Thursday, August 02, 2007

The role of CREs in evolution


first a description of CREs and their role from the paper, and then the abstract below:
"Most loci encoding pattern-regulating proteins were found to include multiple individual cis-regulatory elements (CREs), with each CRE typically comprising binding sites for multiple distinct transcription factors and controlling gene expression within a discrete spatial domain in a developing animal. The realization that the total expression pattern of a gene was the sum of many parts, each directed by distinct CREs, marked a profound change in concepts of gene regulation. The modular arrangement of CREs also had clear implications for evolutionary genetics, because it suggested a mechanism for how selective changes in gene expression and morphology could evolve in one part of the body, independent of other parts. The conservation of the biochemical activity of regulatory proteins, the divergence of their expression patterns across taxa, and the modular organization of CREs provided the basis for the general proposal that gene expression evolution, and therefore morphological evolution, would occur primarily through changes in cis-regulatory sequences controlling gene transcription."

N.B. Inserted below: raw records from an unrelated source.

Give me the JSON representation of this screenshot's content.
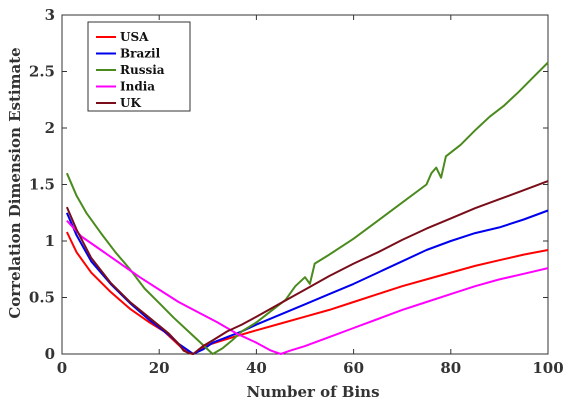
{
  "chart_data": {
    "type": "line",
    "title": "",
    "xlabel": "Number of Bins",
    "ylabel": "Correlation Dimension Estimate",
    "xlim": [
      0,
      100
    ],
    "ylim": [
      0,
      3
    ],
    "xticks": [
      0,
      20,
      40,
      60,
      80,
      100
    ],
    "yticks": [
      0,
      0.5,
      1,
      1.5,
      2,
      2.5,
      3
    ],
    "xtick_labels": [
      "0",
      "20",
      "40",
      "60",
      "80",
      "100"
    ],
    "ytick_labels": [
      "0",
      "0.5",
      "1",
      "1.5",
      "2",
      "2.5",
      "3"
    ],
    "grid": false,
    "legend_position": "top-left",
    "series": [
      {
        "name": "USA",
        "color": "#ff0000",
        "points": [
          [
            1,
            1.08
          ],
          [
            3,
            0.9
          ],
          [
            6,
            0.72
          ],
          [
            10,
            0.55
          ],
          [
            14,
            0.4
          ],
          [
            18,
            0.28
          ],
          [
            21,
            0.2
          ],
          [
            23,
            0.12
          ],
          [
            25,
            0.04
          ],
          [
            26,
            0.01
          ],
          [
            27,
            0.0
          ],
          [
            28,
            0.03
          ],
          [
            30,
            0.08
          ],
          [
            33,
            0.12
          ],
          [
            36,
            0.16
          ],
          [
            40,
            0.21
          ],
          [
            45,
            0.27
          ],
          [
            50,
            0.33
          ],
          [
            55,
            0.39
          ],
          [
            60,
            0.46
          ],
          [
            65,
            0.53
          ],
          [
            70,
            0.6
          ],
          [
            75,
            0.66
          ],
          [
            80,
            0.72
          ],
          [
            85,
            0.78
          ],
          [
            90,
            0.83
          ],
          [
            95,
            0.88
          ],
          [
            100,
            0.92
          ]
        ]
      },
      {
        "name": "Brazil",
        "color": "#0000ee",
        "points": [
          [
            1,
            1.25
          ],
          [
            3,
            1.05
          ],
          [
            6,
            0.82
          ],
          [
            10,
            0.62
          ],
          [
            14,
            0.45
          ],
          [
            18,
            0.3
          ],
          [
            22,
            0.17
          ],
          [
            24,
            0.09
          ],
          [
            26,
            0.03
          ],
          [
            27,
            0.0
          ],
          [
            29,
            0.04
          ],
          [
            31,
            0.1
          ],
          [
            34,
            0.15
          ],
          [
            37,
            0.2
          ],
          [
            40,
            0.26
          ],
          [
            45,
            0.35
          ],
          [
            50,
            0.44
          ],
          [
            55,
            0.53
          ],
          [
            60,
            0.62
          ],
          [
            65,
            0.72
          ],
          [
            70,
            0.82
          ],
          [
            75,
            0.92
          ],
          [
            80,
            1.0
          ],
          [
            85,
            1.07
          ],
          [
            90,
            1.12
          ],
          [
            95,
            1.19
          ],
          [
            100,
            1.27
          ]
        ]
      },
      {
        "name": "Russia",
        "color": "#4b8b1e",
        "points": [
          [
            1,
            1.6
          ],
          [
            3,
            1.4
          ],
          [
            5,
            1.25
          ],
          [
            8,
            1.07
          ],
          [
            11,
            0.9
          ],
          [
            14,
            0.75
          ],
          [
            17,
            0.58
          ],
          [
            20,
            0.45
          ],
          [
            23,
            0.32
          ],
          [
            26,
            0.2
          ],
          [
            28,
            0.12
          ],
          [
            30,
            0.04
          ],
          [
            31,
            0.0
          ],
          [
            33,
            0.05
          ],
          [
            35,
            0.12
          ],
          [
            37,
            0.2
          ],
          [
            40,
            0.28
          ],
          [
            43,
            0.38
          ],
          [
            46,
            0.48
          ],
          [
            48,
            0.6
          ],
          [
            50,
            0.68
          ],
          [
            51,
            0.62
          ],
          [
            52,
            0.8
          ],
          [
            55,
            0.88
          ],
          [
            60,
            1.02
          ],
          [
            65,
            1.18
          ],
          [
            70,
            1.34
          ],
          [
            75,
            1.5
          ],
          [
            76,
            1.6
          ],
          [
            77,
            1.65
          ],
          [
            78,
            1.56
          ],
          [
            79,
            1.75
          ],
          [
            82,
            1.85
          ],
          [
            85,
            1.98
          ],
          [
            88,
            2.1
          ],
          [
            91,
            2.2
          ],
          [
            94,
            2.32
          ],
          [
            97,
            2.45
          ],
          [
            100,
            2.58
          ]
        ]
      },
      {
        "name": "India",
        "color": "#ff00ff",
        "points": [
          [
            1,
            1.18
          ],
          [
            4,
            1.04
          ],
          [
            8,
            0.92
          ],
          [
            12,
            0.8
          ],
          [
            16,
            0.68
          ],
          [
            20,
            0.57
          ],
          [
            24,
            0.46
          ],
          [
            28,
            0.37
          ],
          [
            32,
            0.28
          ],
          [
            36,
            0.18
          ],
          [
            40,
            0.1
          ],
          [
            43,
            0.03
          ],
          [
            45,
            0.0
          ],
          [
            47,
            0.03
          ],
          [
            50,
            0.07
          ],
          [
            55,
            0.15
          ],
          [
            60,
            0.23
          ],
          [
            65,
            0.31
          ],
          [
            70,
            0.39
          ],
          [
            75,
            0.46
          ],
          [
            80,
            0.53
          ],
          [
            85,
            0.6
          ],
          [
            90,
            0.66
          ],
          [
            95,
            0.71
          ],
          [
            100,
            0.76
          ]
        ]
      },
      {
        "name": "UK",
        "color": "#7a0d1a",
        "points": [
          [
            1,
            1.3
          ],
          [
            3,
            1.1
          ],
          [
            6,
            0.85
          ],
          [
            10,
            0.63
          ],
          [
            14,
            0.46
          ],
          [
            18,
            0.32
          ],
          [
            22,
            0.18
          ],
          [
            24,
            0.09
          ],
          [
            25,
            0.03
          ],
          [
            26,
            0.01
          ],
          [
            27,
            0.0
          ],
          [
            29,
            0.07
          ],
          [
            31,
            0.12
          ],
          [
            34,
            0.2
          ],
          [
            37,
            0.26
          ],
          [
            40,
            0.33
          ],
          [
            45,
            0.45
          ],
          [
            50,
            0.57
          ],
          [
            55,
            0.69
          ],
          [
            60,
            0.8
          ],
          [
            65,
            0.9
          ],
          [
            70,
            1.01
          ],
          [
            75,
            1.11
          ],
          [
            80,
            1.2
          ],
          [
            85,
            1.29
          ],
          [
            90,
            1.37
          ],
          [
            95,
            1.45
          ],
          [
            100,
            1.53
          ]
        ]
      }
    ]
  }
}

Emerging principles of regulatory evolution

Benjamin Prud'homme, Nicolas Gompel, and Sean B. Carroll

PNAS | May 15, 2007 | vol. 104 | Suppl. 1 | 8605-8612

Understanding the genetic and molecular mechanisms governing the evolution of morphology is a major challenge in biology. Because most animals share a conserved repertoire of body-building and -patterning genes, morphological diversity appears to evolve primarily through changes in the deployment of these genes during development. The complex expression patterns of developmentally regulated genes are typically controlled by numerous independent cis-regulatory elements (CREs). It has been proposed that morphological evolution relies predominantly on changes in the architecture of gene regulatory networks and in particular on functional changes within CREs. Here, we discuss recent experimental studies that support this hypothesis and reveal some unanticipated features of how regulatory evolution occurs. From this growing body of evidence, we identify three key operating principles underlying regulatory evolution, that is, how regulatory evolution: (i) uses available genetic components in the form of preexisting and active transcription factors and CREs to generate novelty; (ii) minimizes the penalty to overall fitness by introducing discrete changes in gene expression; and (iii) allows interactions to arise among any transcription factor and downstream CRE. These principles endow regulatory evolution with a vast creative potential that accounts for both relatively modest morphological differences among closely related species and more profound anatomical divergences among groups at higher taxonomical levels.

1 comment:

Anonymous said...

Excellent proof that God is a very INTELLIGENT Designer. His mantra, why change it if it does what it is supposed to do.